‘Flipped switch’ offers clues for improved cancer therapies

‘Flipped switch’ offers clues for improved cancer therapies

Zhihong Wang is researching new drug therapies to treat certain late-stage cancers.

Zhihong Wang, Ph.D.


Areas of expertise:

RAF kinase enzymes and potential new cancer drugs

More information

Zhihong Wang, Ph.D., is passionate in her pursuit to understand protein kinases, a type of protein responsible for transmitting external signals into the body’s cells and one of the most frequently mutated enzymes in human cancers.

“We are interested in one specific kinase family called the RAF kinase,” said Wang, a professor of chemistry and biochemistry in the College of Science & Mathematics. “One of the reasons we study these is because they are highly mutated in human cancers, specifically melanoma and colorectal cancers.”  

Wang’s research focuses on how these proteins are regulated and behave in both healthy and cancerous cells. With that understanding, scientists can compare normal cell functions to cancerous cells where growth is uncontrolled to identify the Achilles’ heel of cancer.   

With support from a four-year, $1 million grant from the National Institute of General Medical Sciences, Wang studies factors such as cancerous mutations that influence the kinase enzyme in the cell. These mutations essentially flip a switch, so instead of ending the cell’s normal life cycle, the enzyme maintains a constant “on” status where the cell never stops signaling and replicating. When that happens, the abnormal cell develops into a cancerous mass or tumor.  
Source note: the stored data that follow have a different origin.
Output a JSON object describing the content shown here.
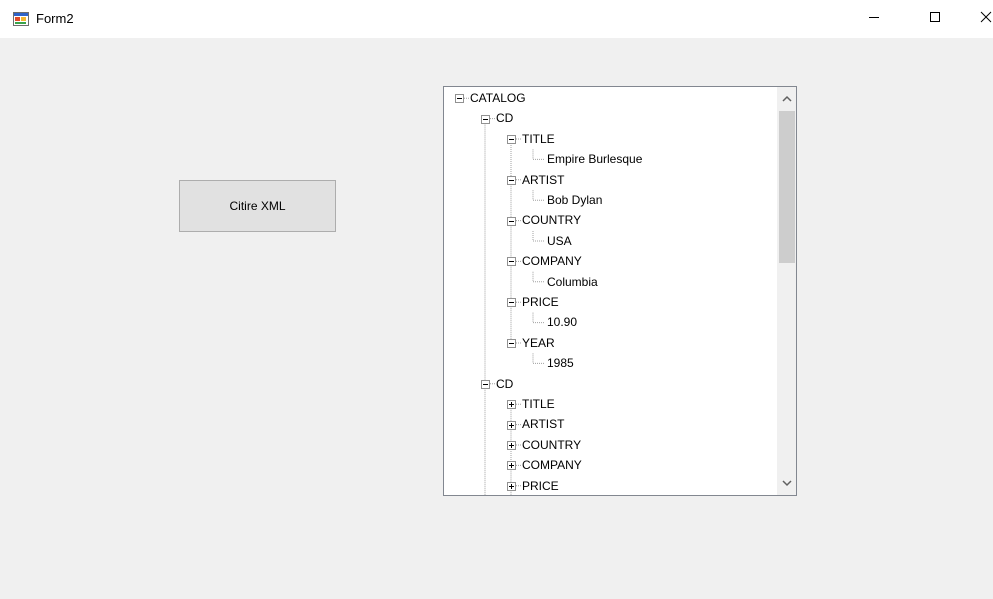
{
  "window": {
    "title": "Form2"
  },
  "button": {
    "label": "Citire XML"
  },
  "tree": {
    "rows": [
      {
        "label": "CATALOG",
        "level": 0,
        "expander": "minus"
      },
      {
        "label": "CD",
        "level": 1,
        "expander": "minus"
      },
      {
        "label": "TITLE",
        "level": 2,
        "expander": "minus"
      },
      {
        "label": "Empire Burlesque",
        "level": 3,
        "expander": "none"
      },
      {
        "label": "ARTIST",
        "level": 2,
        "expander": "minus"
      },
      {
        "label": "Bob Dylan",
        "level": 3,
        "expander": "none"
      },
      {
        "label": "COUNTRY",
        "level": 2,
        "expander": "minus"
      },
      {
        "label": "USA",
        "level": 3,
        "expander": "none"
      },
      {
        "label": "COMPANY",
        "level": 2,
        "expander": "minus"
      },
      {
        "label": "Columbia",
        "level": 3,
        "expander": "none"
      },
      {
        "label": "PRICE",
        "level": 2,
        "expander": "minus"
      },
      {
        "label": "10.90",
        "level": 3,
        "expander": "none"
      },
      {
        "label": "YEAR",
        "level": 2,
        "expander": "minus"
      },
      {
        "label": "1985",
        "level": 3,
        "expander": "none"
      },
      {
        "label": "CD",
        "level": 1,
        "expander": "minus"
      },
      {
        "label": "TITLE",
        "level": 2,
        "expander": "plus"
      },
      {
        "label": "ARTIST",
        "level": 2,
        "expander": "plus"
      },
      {
        "label": "COUNTRY",
        "level": 2,
        "expander": "plus"
      },
      {
        "label": "COMPANY",
        "level": 2,
        "expander": "plus"
      },
      {
        "label": "PRICE",
        "level": 2,
        "expander": "plus"
      }
    ]
  },
  "icons": {
    "app": "form-app-icon",
    "minimize": "minimize-icon",
    "maximize": "maximize-icon",
    "close": "close-icon",
    "scroll_up": "chevron-up-icon",
    "scroll_down": "chevron-down-icon"
  },
  "colors": {
    "window_bg": "#f0f0f0",
    "button_bg": "#e1e1e1",
    "button_border": "#adadad",
    "tree_border": "#828790",
    "scroll_thumb": "#cdcdcd"
  }
}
“The ultimate goal, based on understanding this protein, is to develop more potent drugs to treat cancer,” Wang said. “This starting point, these mutations, are the origin of tumorigenesis. The cancer develops and more mutations are going to happen, and they hijack more of the pathways inside of tumor cells.”  
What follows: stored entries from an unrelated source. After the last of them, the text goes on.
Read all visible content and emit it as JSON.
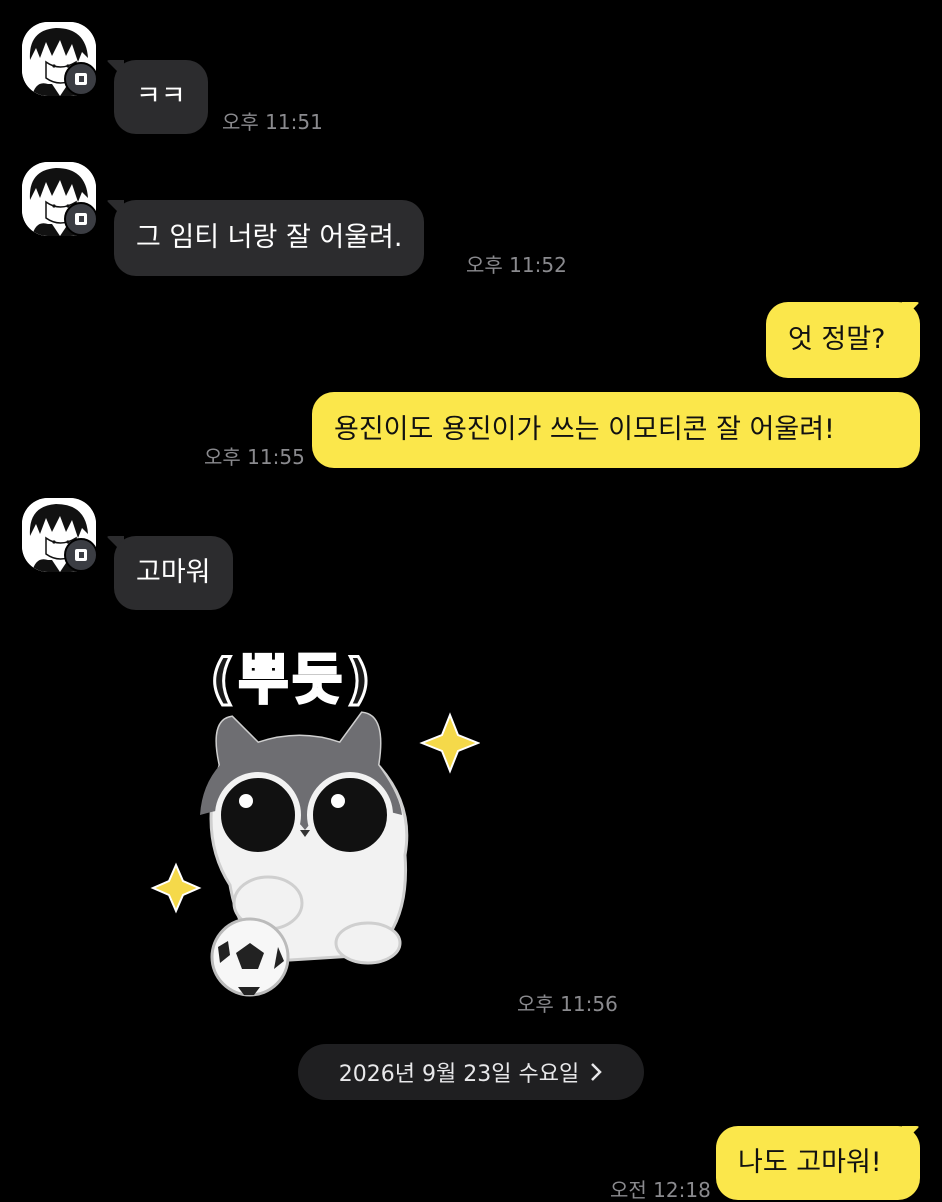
{
  "colors": {
    "background": "#000000",
    "incoming_bubble": "#2c2c2e",
    "outgoing_bubble": "#fbe74b",
    "timestamp": "#8a8a8e"
  },
  "messages": [
    {
      "direction": "incoming",
      "text": "ㅋㅋ",
      "time": "오후 11:51"
    },
    {
      "direction": "incoming",
      "text": "그 임티 너랑 잘 어울려.",
      "time": "오후 11:52"
    },
    {
      "direction": "outgoing",
      "text": "엇 정말?",
      "time": ""
    },
    {
      "direction": "outgoing",
      "text": "용진이도 용진이가 쓰는 이모티콘 잘 어울려!",
      "time": "오후 11:55"
    },
    {
      "direction": "incoming",
      "text": "고마워",
      "time": ""
    },
    {
      "direction": "incoming",
      "sticker": {
        "caption": "(뿌듯)",
        "icon": "cat-with-soccer-ball-sticker"
      },
      "time": "오후 11:56"
    },
    {
      "direction": "outgoing",
      "text": "나도 고마워!",
      "time": "오전 12:18"
    }
  ],
  "date_divider": {
    "label": "2026년 9월 23일 수요일",
    "icon": "chevron-right-icon"
  }
}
While there are many ways that cells can mutate, Wang said, this particular mutation of the RAF kinase protein family could offer clues to improved drugs for certain cancer types. 

“We are trying to develop better therapy for those with late-stage cancer,” Wang said, “by synergizing the talents from my laboratory and my collaborators, we are working toward novel drug targets to achieve a much better outcome.”